[hawkmoth] [PATCH v2 04/15] util: split docstrings manipulation functions

From: Bruno Santos <brunomanuelsantos@xxxxxxxxxxxxxxxxxx>
To: hawkmoth@xxxxxxxxxxxxx
Date: Sat, 19 Jan 2019 23:52:05 +0100

As with doccompat, this moves away code unrelated to the parsing out
into its own module. This doesn't look like much at this point, but a
lot more can be abstracted and consolidated with some breaking changes
later on.
---
hawkmoth/hawkmoth.py    | 55 +++++++++++++----------------------------
hawkmoth/util/docstr.py | 45 +++++++++++++++++++++++++++++++++
2 files changed, 62 insertions(+), 38 deletions(-)
create mode 100644 hawkmoth/util/docstr.py

diff --git a/hawkmoth/hawkmoth.py b/hawkmoth/hawkmoth.py
index b188b21..8d5c5e6 100755
--- a/hawkmoth/hawkmoth.py
+++ b/hawkmoth/hawkmoth.py
@@ -35,7 +35,6 @@

import argparse
import itertools
-import re
import sys

from clang.cindex import CursorKind
@@ -43,27 +42,7 @@
from clang.cindex import SourceLocation, SourceRange
from clang.cindex import TokenKind, TokenGroup

-from hawkmoth.util import doccompat
-
-def is_doc_comment(comment):
-    return comment.startswith('/**') and comment != '/**/'
-
-def strip_comment(comment):
-    comment = re.sub(r"^/\*\*[ \t]?", "", comment)
-    comment = re.sub(r"\*/$", "", comment)
-    # could look at first line of comment, and remove the leading stuff there
from the rest
-    comment = re.sub(r"(?m)^[ \t]*\*?[ \t]?", "", comment)
-    # Strip leading blank lines.
-    comment = re.sub(r"^[\n]*", "", comment)
-    # End in exactly one newline.
-    comment = re.sub(r"[\n]*$", "", comment) + "\n"
-    return comment
-
-def indent(string, prefix):
-    return re.sub('(?m)^', prefix, string)
-
-def wrap_blank_lines(string):
-    return '\n' + string + '\n'
+from hawkmoth.util import docstr, doccompat

def comment_extract(tu):

@@ -154,7 +133,7 @@ def parse(filename, **options):

     top_level_comments, comments = comment_extract(tu)

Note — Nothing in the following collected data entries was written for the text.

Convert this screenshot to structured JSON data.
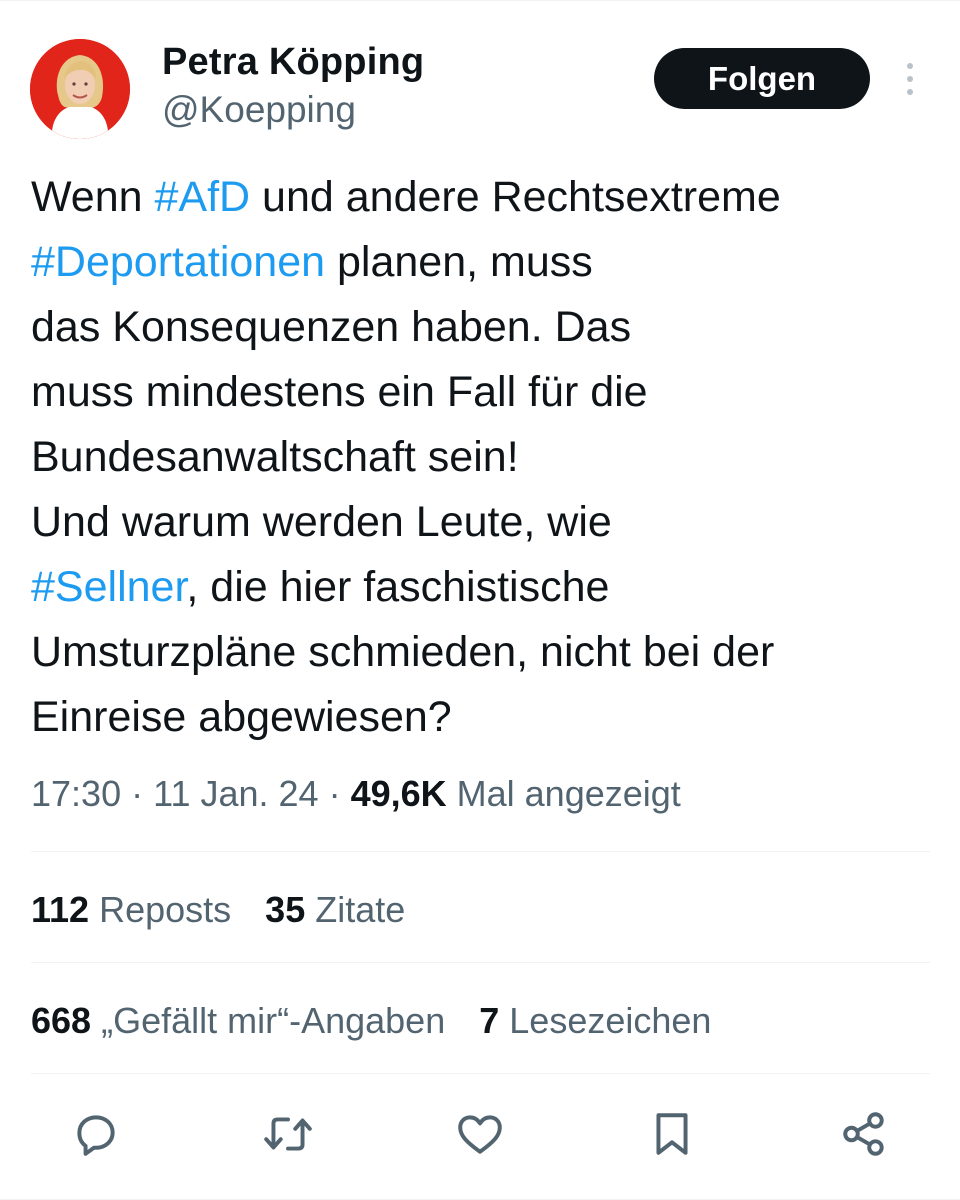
{
  "author": {
    "name": "Petra Köpping",
    "handle": "@Koepping"
  },
  "follow_button": {
    "label": "Folgen"
  },
  "tweet": {
    "lines": [
      [
        {
          "t": "Wenn ",
          "tag": false
        },
        {
          "t": "#AfD",
          "tag": true
        },
        {
          "t": " und andere Rechtsextreme",
          "tag": false
        }
      ],
      [
        {
          "t": "#Deportationen",
          "tag": true
        },
        {
          "t": " planen, muss",
          "tag": false
        }
      ],
      [
        {
          "t": "das Konsequenzen haben. Das",
          "tag": false
        }
      ],
      [
        {
          "t": "muss mindestens ein Fall für die",
          "tag": false
        }
      ],
      [
        {
          "t": "Bundesanwaltschaft sein!",
          "tag": false
        }
      ],
      [
        {
          "t": "Und warum werden Leute, wie",
          "tag": false
        }
      ],
      [
        {
          "t": "#Sellner",
          "tag": true
        },
        {
          "t": ", die hier faschistische",
          "tag": false
        }
      ],
      [
        {
          "t": "Umsturzpläne schmieden, nicht bei der",
          "tag": false
        }
      ],
      [
        {
          "t": "Einreise abgewiesen?",
          "tag": false
        }
      ]
    ]
  },
  "meta": {
    "time": "17:30",
    "sep1": " · ",
    "date": "11 Jan. 24",
    "sep2": " · ",
    "views": "49,6K",
    "views_label": " Mal angezeigt"
  },
  "stats_row1": {
    "reposts_count": "112",
    "reposts_label": "Reposts",
    "quotes_count": "35",
    "quotes_label": "Zitate"
  },
  "stats_row2": {
    "likes_count": "668",
    "likes_label": "„Gefällt mir“-Angaben",
    "bookmarks_count": "7",
    "bookmarks_label": "Lesezeichen"
  },
  "colors": {
    "hashtag": "#1d9bf0",
    "secondary_text": "#536471",
    "primary_text": "#0f1419",
    "avatar_bg": "#e1251b"
  },
  "icons": [
    "reply-icon",
    "repost-icon",
    "like-icon",
    "bookmark-icon",
    "share-icon"
  ]
}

-    # FIXME: strip_comment, doccompat.convert, and the C Domain directive all
+    # FIXME: docstr.strip, doccompat.convert, and the C Domain directive all
     # change the number of lines in output. This impacts the error reporting
via
     # meta['line']. Adjust meta to take this into account.

@@ -162,12 +141,12 @@ def parse(filename, **options):
     compat = lambda x: doccompat.convert(x, options.get('compat'))

     for comment in top_level_comments:
-        if not is_doc_comment(comment.spelling):
+        if not docstr.is_doc(comment.spelling):
             continue

-        doc_comment = strip_comment(comment.spelling)
+        doc_comment = docstr.strip(comment.spelling)
         doc_comment = compat(doc_comment)
-        doc_comment = wrap_blank_lines(doc_comment)
+        doc_comment = docstr.wrap_blank_lines(doc_comment)
         meta = { 'line': comment.extent.start.line }

         result.append((doc_comment, meta))
@@ -176,10 +155,10 @@ def parse(filename, **options):
         if cursor.hash not in comments:
             continue
         comment = comments[cursor.hash]
-        if not is_doc_comment(comment.spelling):
+        if not docstr.is_doc(comment.spelling):
             continue

-        doc_comment = strip_comment(comment.spelling)
+        doc_comment = docstr.strip(comment.spelling)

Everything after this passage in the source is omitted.